E ancora: dietro tutte queste polemiche, alimentate ieri anche dalla foto di Decaro insieme ai famigliari del boss di cui sopra, spuntata improvvisamente sulla stampa di destra, c’è solo la normale dialettica politica, o si intravede anche qualcosa di più inquietante e di più losco? C’è o non c’è, insomma, nel rapporto tra magistratura e politica – o meglio: tra magistratura, stampa e politica – un problema che riguarda tanto l’equilibrio dei poteri fissato dalle norme e dalle prassi, diciamo così, regolamentari, quanto l’abuso e la violazione di quelle stesse norme, sistematico e sostanzialmente impunito, come sembrerebbe emergere, per stare solo all’ultimo caso di cronaca, dall’inchiesta sui presunti dossieraggi avviata dalla procura di Perugia?

Perché da tutte queste vicende potrebbe anche venir fuori che ad avere ragione sia anzitutto Carlo Nordio, ministro della Giustizia e antico paladino delle battaglie garantiste (specie quando i diritti da garantire non sono quelli degli immigrati), oltre che magistrato di chiara fama, noto in particolare per le sue inchieste sul Pci-Pds.

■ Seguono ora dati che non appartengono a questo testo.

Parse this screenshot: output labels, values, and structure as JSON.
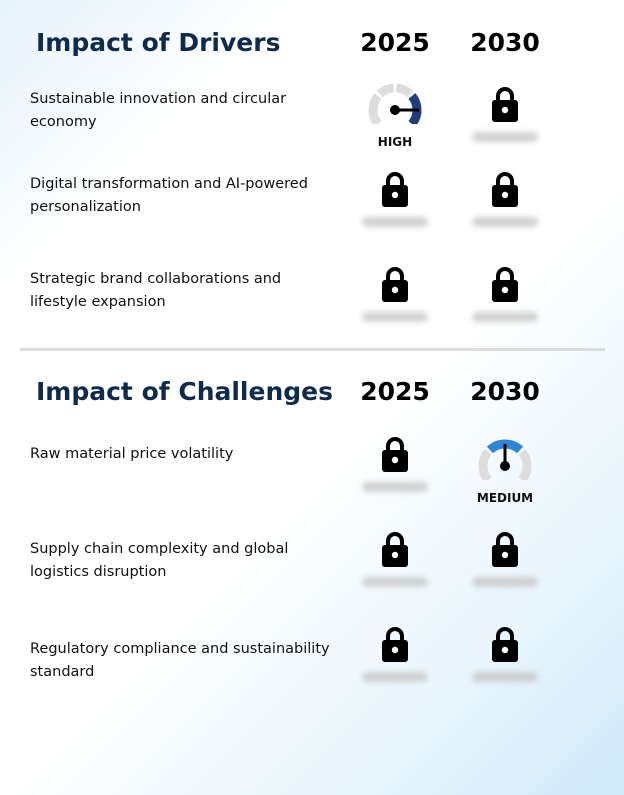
{
  "drivers": {
    "title": "Impact of Drivers",
    "years": [
      "2025",
      "2030"
    ],
    "rows": [
      {
        "label": "Sustainable innovation and circular economy",
        "cells": [
          {
            "type": "gauge",
            "level": "HIGH",
            "color": "#1f3f7a"
          },
          {
            "type": "locked"
          }
        ]
      },
      {
        "label": "Digital transformation and AI-powered personalization",
        "cells": [
          {
            "type": "locked"
          },
          {
            "type": "locked"
          }
        ]
      },
      {
        "label": "Strategic brand collaborations and lifestyle expansion",
        "cells": [
          {
            "type": "locked"
          },
          {
            "type": "locked"
          }
        ]
      }
    ]
  },
  "challenges": {
    "title": "Impact of Challenges",
    "years": [
      "2025",
      "2030"
    ],
    "rows": [
      {
        "label": "Raw material price volatility",
        "cells": [
          {
            "type": "locked"
          },
          {
            "type": "gauge",
            "level": "MEDIUM",
            "color": "#2f86d6"
          }
        ]
      },
      {
        "label": "Supply chain complexity and global logistics disruption",
        "cells": [
          {
            "type": "locked"
          },
          {
            "type": "locked"
          }
        ]
      },
      {
        "label": "Regulatory compliance and sustainability standard",
        "cells": [
          {
            "type": "locked"
          },
          {
            "type": "locked"
          }
        ]
      }
    ]
  },
  "icons": {
    "locked": "lock-icon",
    "gauge": "gauge-icon"
  },
  "colors": {
    "title": "#0e2a4d",
    "gauge_track": "#dddddd"
  }
}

Sulla questione dei presunti dossieraggi, infatti, Nordio è stato sin dall’inizio uno dei più netti, tanto da proporre una specifica commissione d’inchiesta, visto anche il trambusto sollevato in Antimafia attorno alla presenza di Federico Cafiero de Raho, vicepresidente della commissione e autorevole esponente del Movimento 5 stelle, oltre che, fino a ieri, procuratore a capo di quella stessa direzione nazionale antimafia al centro del caso.

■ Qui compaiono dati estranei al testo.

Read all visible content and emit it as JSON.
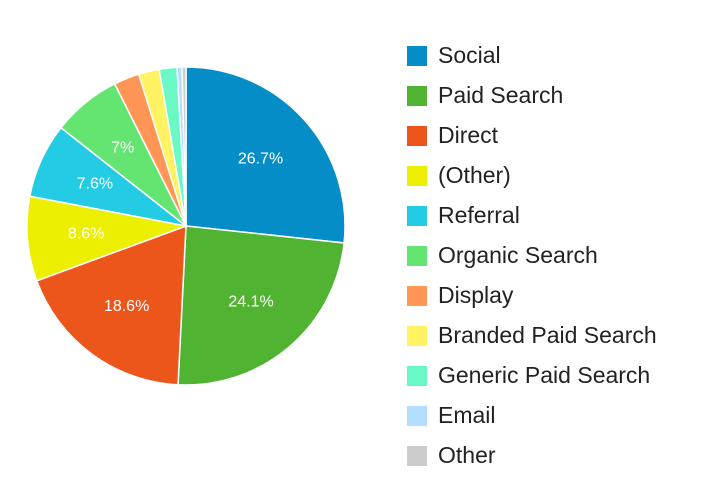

Fermo restando, va da sé, che potrebbe benissimo avere ragione Cafiero, e i molti giornalisti, politici e magistrati che hanno difeso il suo diritto a presenziare alle riunioni della commissione, a cominciare dal suo collega Roberto Scarpinato, pure lui celebre magistrato antimafia, ora compagno di partito nel M5s; come d’altra parte potrebbe avere ragione chi sottolinea invece la gravità delle parole pronunciate in quella sede, a proposito della Dna precedentemente guidata da Cafiero, dall’attuale procuratore nazionale antimafia, Giovanni Melillo, che ha detto di aver trovato una situazione «disastrosa», e dal procuratore di Perugia Raffaele Cantone, che ha definito le dimensioni del problema «mostruose».

In ogni caso tranquillizza sapere che a coordinare la riunione tenuta il 13 marzo a Palazzo Chigi e dedicata al tema degli accessi illeciti alle banche dati informatiche, all’origine di tante misteriose fughe di notizie, ci fosse il sottosegretario alla presidenza del Consiglio, Alfredo Mantovano, autorità delegata per la sicurezza della Repubblica ed esponente di punta di Fratelli d’Italia, tornato alla politica proprio con questo governo, dopo una lunga militanza nel centrodestra tra il 1996 e il 2013, anno in cui, deluso prima dal Pdl e poi da Mario Monti, aveva deciso di riprendere il suo primo mestiere. Il magistrato, ovviamente.

Forse però la domanda principale che ciascuna di queste oscure vicende lascia aperta, a proposito dell’equilibrio dei poteri, andrebbe rivolta a tutti quei pm che sui giornali e in tv denunciano quotidianamente oscuri tentativi della politica di mettere loro la mordacchia: con chi ce l’avete, esattamente?

Maggioranza e opposizione sono strapiene di magistrati – in tutti i partiti e a tutti livelli: Parlamento, governo, regioni e comuni – che passano sistematicamente dal fare inchieste sulla politica al fare politica con le inchieste. E si lamentano pure.